Joseph Kao Predictive Maintenance for Power Infrastructure with Magnetic Sensing and Edge AI

With Joseph Kao, PhD is the CEO and co founder of Magnefy
April 3, 2026

What we talked about

Joseph Kao is the CEO and co founder of Magnefy, a Stanford spin out building predictive monitoring for critical power assets like transformers, inverters, and power cables. He explains how Magnefy uses high frequency magnetic sensing, similar to an ECG for electrical equipment, to listen to the “heartbeat” of the grid and detect early anomalies months in advance. Joseph shares why this matters now: millions of transformers are aging, replacement lead times are stretching into years, and operators need earlier, more reliable signals to prevent costly outages and catastrophic events.

Show notes

Joseph Kao draws a sharp distinction between how the power industry currently monitors transformers, using dissolved gas analysis, which he compares to a blood test trying to predict a heart attack, and what Magnify does, which is more like an ECG: listening directly to the electrical heartbeat of the asset in real time. Sixty-five percent of the 70 million transformers in the US grid are reaching end of life, and lead times to replace them now stretch into years.

What we covered

  • Magnify’s core technology is a Hall-Effect magnetic sensor invented at Stanford that measures the magnetic field generated by current flowing through a conductor, translating that signal back into precise electrical information without touching the asset. The sensor is non-invasive and asset-type agnostic, meaning it works on everything from pole-mounted distribution transformers to substation equipment to inverters in solar and wind farms.
  • The specific failure class where Magnify outperforms incumbents most clearly is partial discharge and arcing, insulation failures where electrons leak from the conductor and which can eventually cause fires or catastrophic explosions. These failures develop slowly over months and occur at very high frequencies.

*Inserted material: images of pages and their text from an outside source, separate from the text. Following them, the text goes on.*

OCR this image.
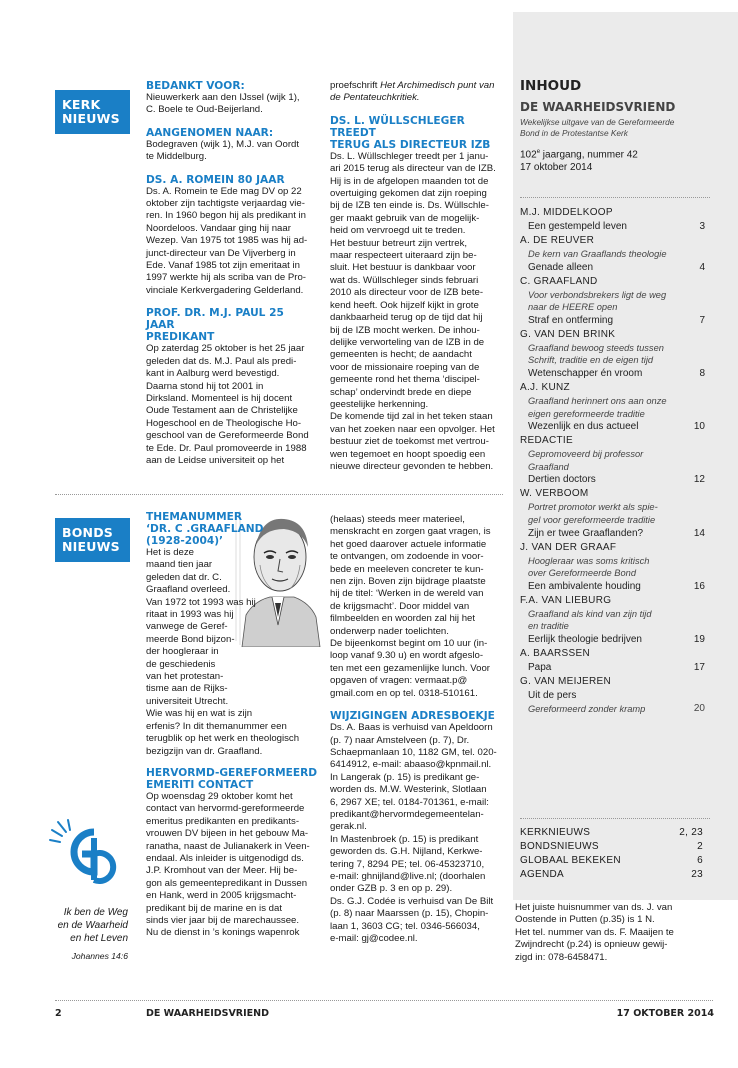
KERK
NIEUWS

BEDANKT VOOR:

Nieuwerkerk aan den IJssel (wijk 1),

C. Boele te Oud-Beijerland.

AANGENOMEN NAAR:

Bodegraven (wijk 1), M.J. van Oordt

te Middelburg.

DS. A. ROMEIN 80 JAAR

Ds. A. Romein te Ede mag DV op 22

oktober zijn tachtigste verjaardag vie-

ren. In 1960 begon hij als predikant in

Noordeloos. Vandaar ging hij naar

Wezep. Van 1975 tot 1985 was hij ad-

junct-directeur van De Vijverberg in

Ede. Vanaf 1985 tot zijn emeritaat in

1997 werkte hij als scriba van de Pro-

vinciale Kerkvergadering Gelderland.

PROF. DR. M.J. PAUL 25 JAAR
PREDIKANT

Op zaterdag 25 oktober is het 25 jaar

geleden dat ds. M.J. Paul als predi-

kant in Aalburg werd bevestigd.

Daarna stond hij tot 2001 in

Dirksland. Momenteel is hij docent

Oude Testament aan de Christelijke

Hogeschool en de Theologische Ho-

geschool van de Gereformeerde Bond

te Ede. Dr. Paul promoveerde in 1988

aan de Leidse universiteit op het

proefschrift Het Archimedisch punt van

de Pentateuchkritiek.

DS. L. WÜLLSCHLEGER TREEDT
TERUG ALS DIRECTEUR IZB

Ds. L. Wüllschleger treedt per 1 janu-

ari 2015 terug als directeur van de IZB.

Hij is in de afgelopen maanden tot de

overtuiging gekomen dat zijn roeping

bij de IZB ten einde is. Ds. Wüllschle-

ger maakt gebruik van de mogelijk-

heid om vervroegd uit te treden.

Het bestuur betreurt zijn vertrek,

maar respecteert uiteraard zijn be-

sluit. Het bestuur is dankbaar voor

wat ds. Wüllschleger sinds februari

2010 als directeur voor de IZB bete-

kend heeft. Ook hijzelf kijkt in grote

dankbaarheid terug op de tijd dat hij

bij de IZB mocht werken. De inhou-

delijke verworteling van de IZB in de

gemeenten is hecht; de aandacht

voor de missionaire roeping van de

gemeente rond het thema ‘discipel-

schap’ ondervindt brede en diepe

geestelijke herkenning.

De komende tijd zal in het teken staan

van het zoeken naar een opvolger. Het

bestuur ziet de toekomst met vertrou-

wen tegemoet en hoopt spoedig een

nieuwe directeur gevonden te hebben.

BONDS
NIEUWS

THEMANUMMER
‘DR. C .GRAAFLAND
(1928-2004)’

Het is deze

maand tien jaar

geleden dat dr. C.

Graafland overleed.

Van 1972 tot 1993 was hij

ritaat in 1993 was hij

vanwege de Geref-

meerde Bond bijzon-

der hoogleraar in

de geschiedenis

van het protestan-

tisme aan de Rijks-

universiteit Utrecht.

Wie was hij en wat is zijn

erfenis? In dit themanummer een

terugblik op het werk en theologisch

bezigzijn van dr. Graafland.

HERVORMD-GEREFORMEERD
EMERITI CONTACT

Op woensdag 29 oktober komt het

contact van hervormd-gereformeerde

emeritus predikanten en predikants-

vrouwen DV bijeen in het gebouw Ma-

ranatha, naast de Julianakerk in Veen-

endaal. Als inleider is uitgenodigd ds.

J.P. Kromhout van der Meer. Hij be-

gon als gemeentepredikant in Dussen

en Hank, werd in 2005 krijgsmacht-

predikant bij de marine en is dat

sinds vier jaar bij de marechaussee.

Nu de dienst in ’s konings wapenrok

(helaas) steeds meer materieel,

menskracht en zorgen gaat vragen, is

het goed daarover actuele informatie

te ontvangen, om zodoende in voor-

bede en meeleven concreter te kun-

nen zijn. Boven zijn bijdrage plaatste

hij de titel: ‘Werken in de wereld van

de krijgsmacht’. Door middel van

filmbeelden en woorden zal hij het

onderwerp nader toelichten.

De bijeenkomst begint om 10 uur (in-

loop vanaf 9.30 u) en wordt afgeslo-

ten met een gezamenlijke lunch. Voor

opgaven of vragen: vermaat.p@

gmail.com en op tel. 0318-510161.

WIJZIGINGEN ADRESBOEKJE

Ds. A. Baas is verhuisd van Apeldoorn

(p. 7) naar Amstelveen (p. 7), Dr.

Schaepmanlaan 10, 1182 GM, tel. 020-

6414912, e-mail: abaaso@kpnmail.nl.

In Langerak (p. 15) is predikant ge-

worden ds. M.W. Westerink, Slotlaan

6, 2967 XE; tel. 0184-701361, e-mail:

predikant@hervormdegemeentelan-

gerak.nl.

In Mastenbroek (p. 15) is predikant

geworden ds. G.H. Nijland, Kerkwe-

tering 7, 8294 PE; tel. 06-45323710,

e-mail: ghnijland@live.nl; (doorhalen

onder GZB p. 3 en op p. 29).

Ds. G.J. Codée is verhuisd van De Bilt

(p. 8) naar Maarssen (p. 15), Chopin-

laan 1, 3603 CG; tel. 0346-566034,

e-mail: gj@codee.nl.

Ik ben de Weg
en de Waarheid
en het Leven
Johannes 14:6
INHOUD
DE WAARHEIDSVRIEND
Wekelijkse uitgave van de Gereformeerde
Bond in de Protestantse Kerk
102e jaargang, nummer 42
17 oktober 2014
M.J. MIDDELKOOP
Een gestempeld leven	3
A. DE REUVER
De kern van Graaflands theologie
Genade alleen	4
C. GRAAFLAND
Voor verbondsbrekers ligt de weg
naar de HEERE open
Straf en ontferming	7
G. VAN DEN BRINK
Graafland bewoog steeds tussen
Schrift, traditie en de eigen tijd
Wetenschapper én vroom	8
A.J. KUNZ
Graafland herinnert ons aan onze
eigen gereformeerde traditie
Wezenlijk en dus actueel	10
REDACTIE
Gepromoveerd bij professor
Graafland
Dertien doctors	12
W. VERBOOM
Portret promotor werkt als spie-
gel voor gereformeerde traditie
Zijn er twee Graaflanden?	14
J. VAN DER GRAAF
Hoogleraar was soms kritisch
over Gereformeerde Bond
Een ambivalente houding	16
F.A. VAN LIEBURG
Graafland als kind van zijn tijd
en traditie
Eerlijk theologie bedrijven	19
A. BAARSSEN
Papa	17
G. VAN MEIJEREN
Uit de pers
Gereformeerd zonder kramp	20
KERKNIEUWS	2, 23
BONDSNIEUWS	2
GLOBAAL BEKEKEN	6
AGENDA	23
Het juiste huisnummer van ds. J. van
Oostende in Putten (p.35) is 1 N.
Het tel. nummer van ds. F. Maaijen te
Zwijndrecht (p.24) is opnieuw gewij-
zigd in: 078-6458471.
2	DE WAARHEIDSVRIEND	17 OKTOBER 2014
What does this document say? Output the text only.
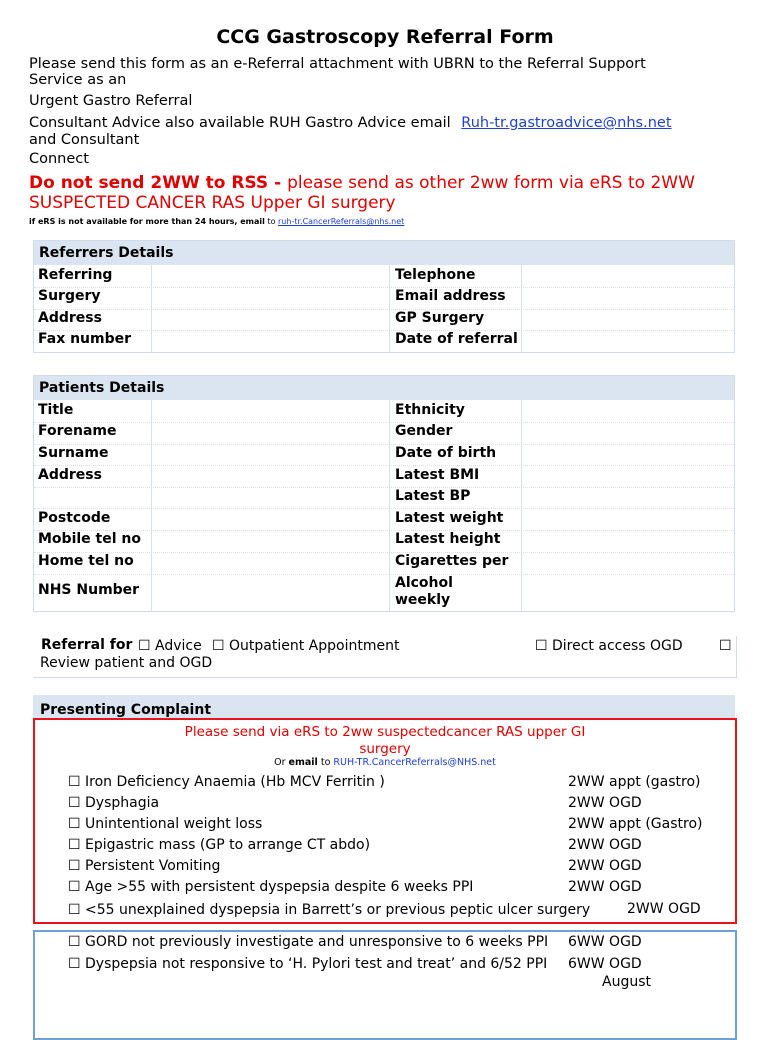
CCG Gastroscopy Referral Form
Please send this form as an e-Referral attachment with UBRN to the Referral Support
Service as an
Urgent Gastro Referral
Consultant Advice also available RUH Gastro Advice email Ruh-tr.gastroadvice@nhs.net
and Consultant
Connect
Do not send 2WW to RSS - please send as other 2ww form via eRS to 2WW
SUSPECTED CANCER RAS Upper GI surgery
if eRS is not available for more than 24 hours, email to ruh-tr.CancerReferrals@nhs.net
Referrers Details
Referring	Telephone
Surgery	Email address
Address	GP Surgery
Fax number	Date of referral
Patients Details
Title	Ethnicity
Forename	Gender
Surname	Date of birth
Address	Latest BMI
Latest BP
Postcode	Latest weight
Mobile tel no	Latest height
Home tel no	Cigarettes per
NHS Number	Alcohol
weekly
Referral for ☐ Advice ☐ Outpatient Appointment	☐ Direct access OGD	☐
Review patient and OGD
Presenting Complaint
Please send via eRS to 2ww suspectedcancer RAS upper GI
surgery
Or email to RUH-TR.CancerReferrals@NHS.net
☐ Iron Deficiency Anaemia (Hb MCV Ferritin )	2WW appt (gastro)
☐ Dysphagia	2WW OGD
☐ Unintentional weight loss	2WW appt (Gastro)
☐ Epigastric mass (GP to arrange CT abdo)	2WW OGD
☐ Persistent Vomiting	2WW OGD
☐ Age >55 with persistent dyspepsia despite 6 weeks PPI	2WW OGD
☐ <55 unexplained dyspepsia in Barrett’s or previous peptic ulcer surgery	2WW OGD
☐ GORD not previously investigate and unresponsive to 6 weeks PPI 6WW OGD
☐ Dyspepsia not responsive to ‘H. Pylori test and treat’ and 6/52 PPI 6WW OGD
August
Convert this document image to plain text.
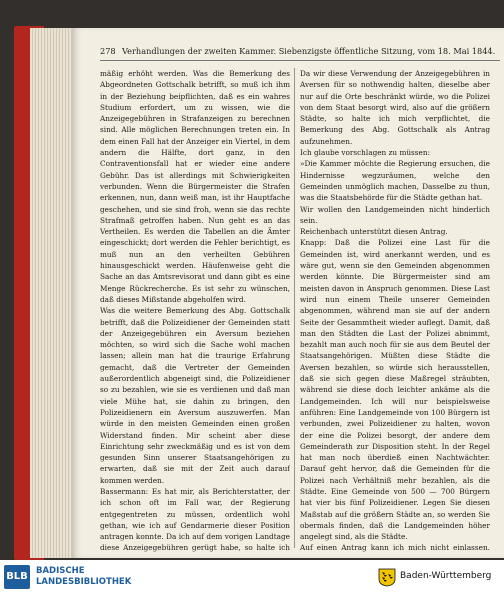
278 Verhandlungen der zweiten Kammer. Siebenzigste öffentliche Sitzung, vom 18. Mai 1844.
mäßig erhöht werden. Was die Bemerkung des Abgeordneten Gottschalk betrifft, so muß ich ihm in der Beziehung beipflichten, daß es ein wahres Studium erfordert, um zu wissen, wie die Anzeigegebühren in Strafanzeigen zu berechnen sind. Alle möglichen Berechnungen treten ein. In dem einen Fall hat der Anzeiger ein Viertel, in dem andern die Hälfte, dort ganz, in den Contraventionsfall hat er wieder eine andere Gebühr. Das ist allerdings mit Schwierigkeiten verbunden. Wenn die Bürgermeister die Strafen erkennen, nun, dann weiß man, ist ihr Hauptfache geschehen, und sie sind froh, wenn sie das rechte Strafmaß getroffen haben. Nun geht es an das Vertheilen. Es werden die Tabellen an die Ämter eingeschickt; dort werden die Fehler berichtigt, es muß nun an den verheilten Gebühren hinausgeschickt werden. Häufenweise geht die Sache an das Amtsrevisorat und dann gibt es eine Menge Rückrecherche. Es ist sehr zu wünschen, daß dieses Mißstande abgeholfen wird.
Was die weitere Bemerkung des Abg. Gottschalk betrifft, daß die Polizeidiener der Gemeinden statt der Anzeigegebühren ein Aversum beziehen möchten, so wird sich die Sache wohl machen lassen; allein man hat die traurige Erfahrung gemacht, daß die Vertreter der Gemeinden außerordentlich abgeneigt sind, die Polizeidiener so zu bezahlen, wie sie es verdienen und daß man viele Mühe hat, sie dahin zu bringen, den Polizeidienern ein Aversum auszuwerfen. Man würde in den meisten Gemeinden einen großen Widerstand finden. Mir scheint aber diese Einrichtung sehr zweckmäßig und es ist von dem gesunden Sinn unserer Staatsangehörigen zu erwarten, daß sie mit der Zeit auch darauf kommen werden.
Bassermann: Es hat mir, als Berichterstatter, der ich schon oft im Fall war, der Regierung entgegentreten zu müssen, ordentlich wohl gethan, wie ich auf Gendarmerie dieser Position antragen konnte. Da ich auf dem vorigen Landtage diese Anzeigegebühren gerügt habe, so halte ich
Da wir diese Verwendung der Anzeigegebühren in Aversen für so nothwendig halten, dieselbe aber nur auf die Orte beschränkt würde, wo die Polizei von dem Staat besorgt wird, also auf die größern Städte, so halte ich mich verpflichtet, die Bemerkung des Abg. Gottschalk als Antrag aufzunehmen.
Ich glaube vorschlagen zu müssen:
»Die Kammer möchte die Regierung ersuchen, die Hindernisse wegzuräumen, welche den Gemeinden unmöglich machen, Dasselbe zu thun, was die Staatsbehörde für die Städte gethan hat.
Wir wollen den Landgemeinden nicht hinderlich sein.
Reichenbach unterstützt diesen Antrag.
Knapp: Daß die Polizei eine Last für die Gemeinden ist, wird anerkannt werden, und es wäre gut, wenn sie den Gemeinden abgenommen werden könnte. Die Bürgermeister sind am meisten davon in Anspruch genommen. Diese Last wird nun einem Theile unserer Gemeinden abgenommen, während man sie auf der andern Seite der Gesammtheit wieder auflegt. Damit, daß man den Städten die Last der Polizei abnimmt, bezahlt man auch noch für sie aus dem Beutel der Staatsangehörigen. Müßten diese Städte die Aversen bezahlen, so würde sich herausstellen, daß sie sich gegen diese Maßregel sträubten, während sie diese doch leichter ankäme als die Landgemeinden. Ich will nur beispielsweise anführen: Eine Landgemeinde von 100 Bürgern ist verbunden, zwei Polizeidiener zu halten, wovon der eine die Polizei besorgt, der andere dem Gemeinderath zur Disposition steht. In der Regel hat man noch überdieß einen Nachtwächter. Darauf geht hervor, daß die Gemeinden für die Polizei nach Verhältniß mehr bezahlen, als die Städte. Eine Gemeinde von 500 — 700 Bürgern hat vier bis fünf Polizeidiener. Legen Sie diesen Maßstab auf die größern Städte an, so werden Sie obermals finden, daß die Landgemeinden höher angelegt sind, als die Städte.
Auf einen Antrag kann ich mich nicht einlassen.
BLB BADISCHE
LANDESBIBLIOTHEK
Baden-Württemberg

Compared to traditional HFCT sensors, Magnify’s sensor is 10 times more sensitive, captures five times more data, and delivers nine to twelve months earlier detection.
  • AI does two distinct jobs on top of the sensing data: first, it classifies fault types and separates them from environmental noise to eliminate false positives, which is the core credibility problem with existing monitoring systems; second, it performs data fusion across multiple sensor modalities, magnetic, gas, temperature, pressure, to generate a dynamic health index and rank the entire fleet of assets by urgency, giving operators a clear prioritization for maintenance intervention.
  • Joseph’s path to Magnify runs from childhood neighborhood recycling in Taiwan with his grandparents, through a PhD in polymer science at UC Berkeley focused on biodegradable materials, to R&D at Dow Chemical, Apple, and Meta, where he led materials work on the Apple Vision Pro and next-generation AR/VR products. His time at Apple also included helping build the company’s battery recycling program, which he says connected directly to his original interest in circularity and resource efficiency.
  • As an angel investor through Cal4One, Joseph invests $25,000 to $50,000 checks in very early-stage deep tech hardware founders, looking for people who combine technical expertise with genuine market understanding. He cited Taya, a company started by three Stanford classmates, which pivoted from copper cycling through multiple iterations to an AI wearable necklace and recently closed a fundraising round with Andreessen’s accelerator.
  • His advice to his younger self was to have been bolder and pursued entrepreneurship directly after his PhD, rather than seeking the stability of corporate employment. He believes the research foundation he built could have translated into disruptive technology much earlier had he taken the risk sooner.

About Joseph

Joseph Kao is the CEO and co-founder of Magnify, a Stanford spin-out focused on predictive maintenance for critical power infrastructure. He holds a PhD in materials science and previously led hardware and materials R&D teams at Apple and Meta, including contributing to the Apple Vision Pro.


Episode 115 of the PreVetted Podcast.